Boulet salarial de la formation, le joueur de centre a bien du mal à justifier sa réputation d’équipier le mieux payé du CH. Un an sans but, dans un sport où les rondelles canardent les gardiens, c’est une exception qui confirme la règle : le fric ne fait pas l’athlète.

Si Gomez jouait au football, on dirait qu’il a les pieds carrés, pour pointer cette fâcheuse tendance à rater la cible. Sa saison minée par les blessures ne suffit pas à le dédouaner. Gomez sur la glace, c’est comme l’histoire du mec qui n’arrive plus à faire jouir sa partenaire, malgré d’interminables et louables efforts. Cette cage de buts érigée en point G est devenue un grand mystère pour lui. Quand la rondelle titille ses filets, c’est tout un amphithéâtre qui chavire, comme si le public était relié à ces terminaisons nerveuses en nylon. On oublie souvent que les frontières sont poreuses entre le cul et le sport. Le sport, c’est l’orgasme par la bouche, quand la victoire vous envoie sa semence pour exulter à pleines dents.

En marquant le but de la victoire chez un adversaire partageant les mêmes marécages, le petit attaquant a créé un buzz.  Il fallait voir la réaction de ses coéquipiers après son but pour comprendre qu’il leur tardait de le voir conjurer le mauvais sort. Reste à savoir si ce déblocage si jouissif pour les colonnes sportives agira comme un détonateur, ou si, au contraire, cette ombre dans une équipe en manque de lumières retombera dans son mutisme pesant, au grand dam des amateurs de hockey qui réclament à corps et à cris son départ.

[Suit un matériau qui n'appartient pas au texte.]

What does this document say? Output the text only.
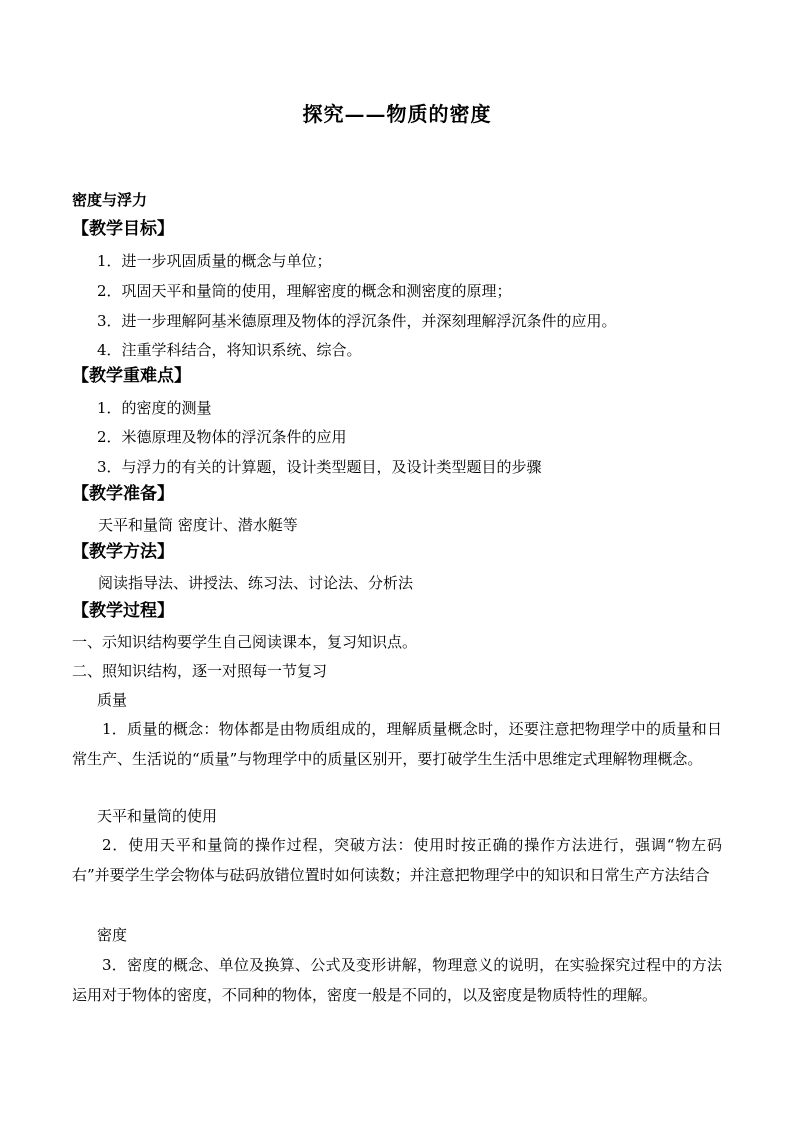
探究——物质的密度
密度与浮力
【教学目标】
1．进一步巩固质量的概念与单位；
2．巩固天平和量筒的使用，理解密度的概念和测密度的原理；
3．进一步理解阿基米德原理及物体的浮沉条件，并深刻理解浮沉条件的应用。
4．注重学科结合，将知识系统、综合。
【教学重难点】
1．的密度的测量
2．米德原理及物体的浮沉条件的应用
3．与浮力的有关的计算题，设计类型题目，及设计类型题目的步骤
【教学准备】
天平和量筒 密度计、潜水艇等
【教学方法】
阅读指导法、讲授法、练习法、讨论法、分析法
【教学过程】
一、示知识结构要学生自己阅读课本，复习知识点。
二、照知识结构，逐一对照每一节复习
质量
1．质量的概念：物体都是由物质组成的，理解质量概念时，还要注意把物理学中的质量和日常生产、生活说的“质量”与物理学中的质量区别开，要打破学生生活中思维定式理解物理概念。
天平和量筒的使用
2．使用天平和量筒的操作过程，突破方法：使用时按正确的操作方法进行，强调“物左码右”并要学生学会物体与砝码放错位置时如何读数；并注意把物理学中的知识和日常生产方法结合
密度
3．密度的概念、单位及换算、公式及变形讲解，物理意义的说明，在实验探究过程中的方法运用对于物体的密度，不同种的物体，密度一般是不同的，以及密度是物质特性的理解。
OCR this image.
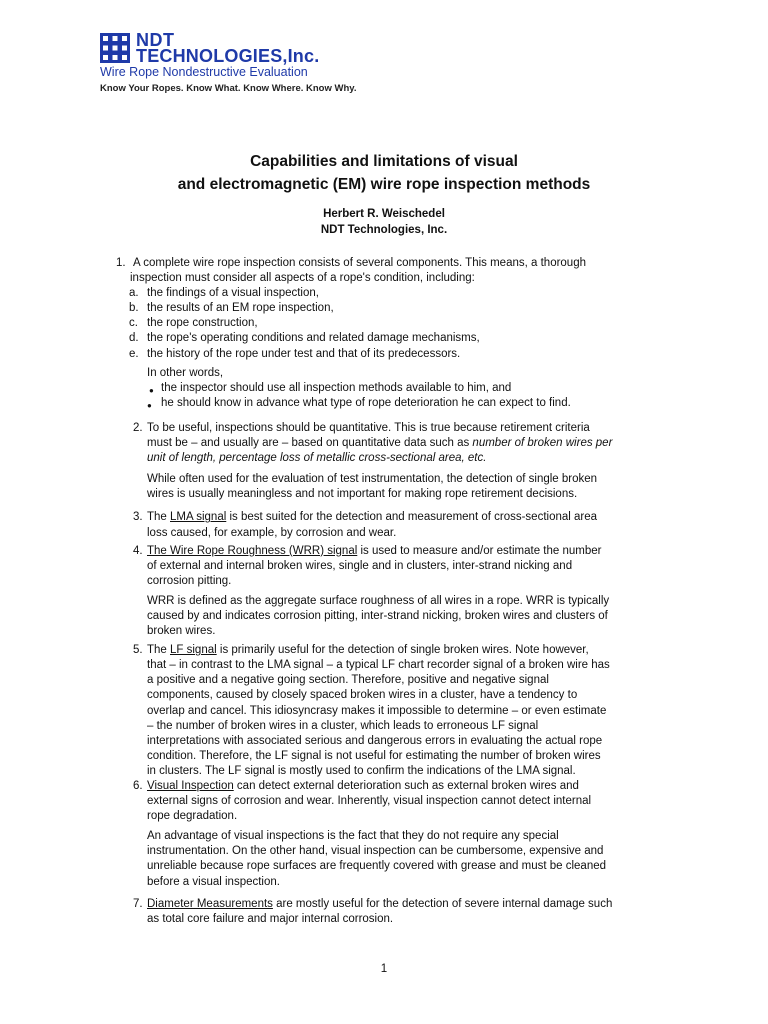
NDT
TECHNOLOGIES,Inc.
Wire Rope Nondestructive Evaluation
Know Your Ropes. Know What. Know Where. Know Why.
Capabilities and limitations of visual
and electromagnetic (EM) wire rope inspection methods
Herbert R. Weischedel
NDT Technologies, Inc.
1. A complete wire rope inspection consists of several components. This means, a thorough
inspection must consider all aspects of a rope's condition, including:
a. the findings of a visual inspection,
b. the results of an EM rope inspection,
c. the rope construction,
d. the rope's operating conditions and related damage mechanisms,
e. the history of the rope under test and that of its predecessors.
In other words,
● the inspector should use all inspection methods available to him, and
● he should know in advance what type of rope deterioration he can expect to find.
2. To be useful, inspections should be quantitative. This is true because retirement criteria
must be – and usually are – based on quantitative data such as number of broken wires per
unit of length, percentage loss of metallic cross-sectional area, etc.
While often used for the evaluation of test instrumentation, the detection of single broken
wires is usually meaningless and not important for making rope retirement decisions.
3. The LMA signal is best suited for the detection and measurement of cross-sectional area
loss caused, for example, by corrosion and wear.
4. The Wire Rope Roughness (WRR) signal is used to measure and/or estimate the number
of external and internal broken wires, single and in clusters, inter-strand nicking and
corrosion pitting.
WRR is defined as the aggregate surface roughness of all wires in a rope. WRR is typically
caused by and indicates corrosion pitting, inter-strand nicking, broken wires and clusters of
broken wires.
5. The LF signal is primarily useful for the detection of single broken wires. Note however,
that – in contrast to the LMA signal – a typical LF chart recorder signal of a broken wire has
a positive and a negative going section. Therefore, positive and negative signal
components, caused by closely spaced broken wires in a cluster, have a tendency to
overlap and cancel. This idiosyncrasy makes it impossible to determine – or even estimate
– the number of broken wires in a cluster, which leads to erroneous LF signal
interpretations with associated serious and dangerous errors in evaluating the actual rope
condition. Therefore, the LF signal is not useful for estimating the number of broken wires
in clusters. The LF signal is mostly used to confirm the indications of the LMA signal.
6. Visual Inspection can detect external deterioration such as external broken wires and
external signs of corrosion and wear. Inherently, visual inspection cannot detect internal
rope degradation.
An advantage of visual inspections is the fact that they do not require any special
instrumentation. On the other hand, visual inspection can be cumbersome, expensive and
unreliable because rope surfaces are frequently covered with grease and must be cleaned
before a visual inspection.
7. Diameter Measurements are mostly useful for the detection of severe internal damage such
as total core failure and major internal corrosion.
1
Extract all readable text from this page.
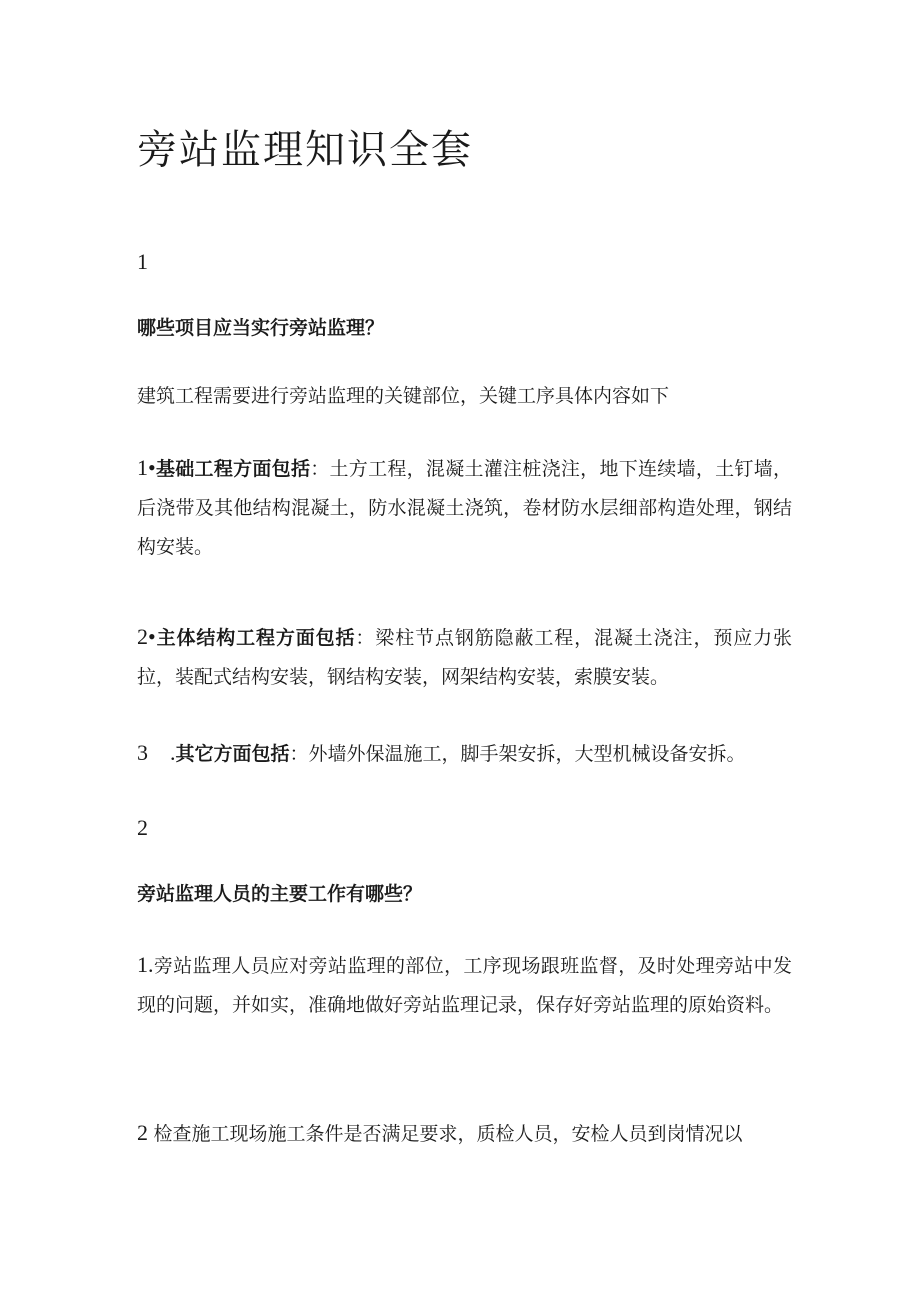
旁站监理知识全套
1
哪些项目应当实行旁站监理？

建筑工程需要进行旁站监理的关键部位，关键工序具体内容如下

1•基础工程方面包括：土方工程，混凝土灌注桩浇注，地下连续墙，土钉墙，后浇带及其他结构混凝土，防水混凝土浇筑，卷材防水层细部构造处理，钢结构安装。

2•主体结构工程方面包括：梁柱节点钢筋隐蔽工程，混凝土浇注，预应力张拉，装配式结构安装，钢结构安装，网架结构安装，索膜安装。

3　.其它方面包括：外墙外保温施工，脚手架安拆，大型机械设备安拆。

2
旁站监理人员的主要工作有哪些？

1.旁站监理人员应对旁站监理的部位，工序现场跟班监督，及时处理旁站中发现的问题，并如实，准确地做好旁站监理记录，保存好旁站监理的原始资料。

2 检查施工现场施工条件是否满足要求，质检人员，安检人员到岗情况以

Pour éviter qu’un pareil scénario se reproduise, le direction du club peut toujours se tourner vers l’Église catholique de Montréal. Cette dernière vient de publier des encarts publicitaires dans deux journaux de la ville, en demandant à ses fidèles de prier pour l’équipe locale. Considérant sa situation précaire, j’invite les paroissiens à se prosterner devant saint Antoine de Padoue… le Saint des miracles !

Quand on en arrive à implorer la prière pour sauver une organisation, et que les journaux font leurs choux gras avec un but espéré depuis plus d’un an chez un attaquant surpayé et soporifique, mois je dis que la situation n’est pas grave, mais désespérée ! 

Vite, un prêtre !

PS : à la demande d’une amie et lectrice, je leur suggère également de prier Sainte Rita, la sainte des causes désespérées.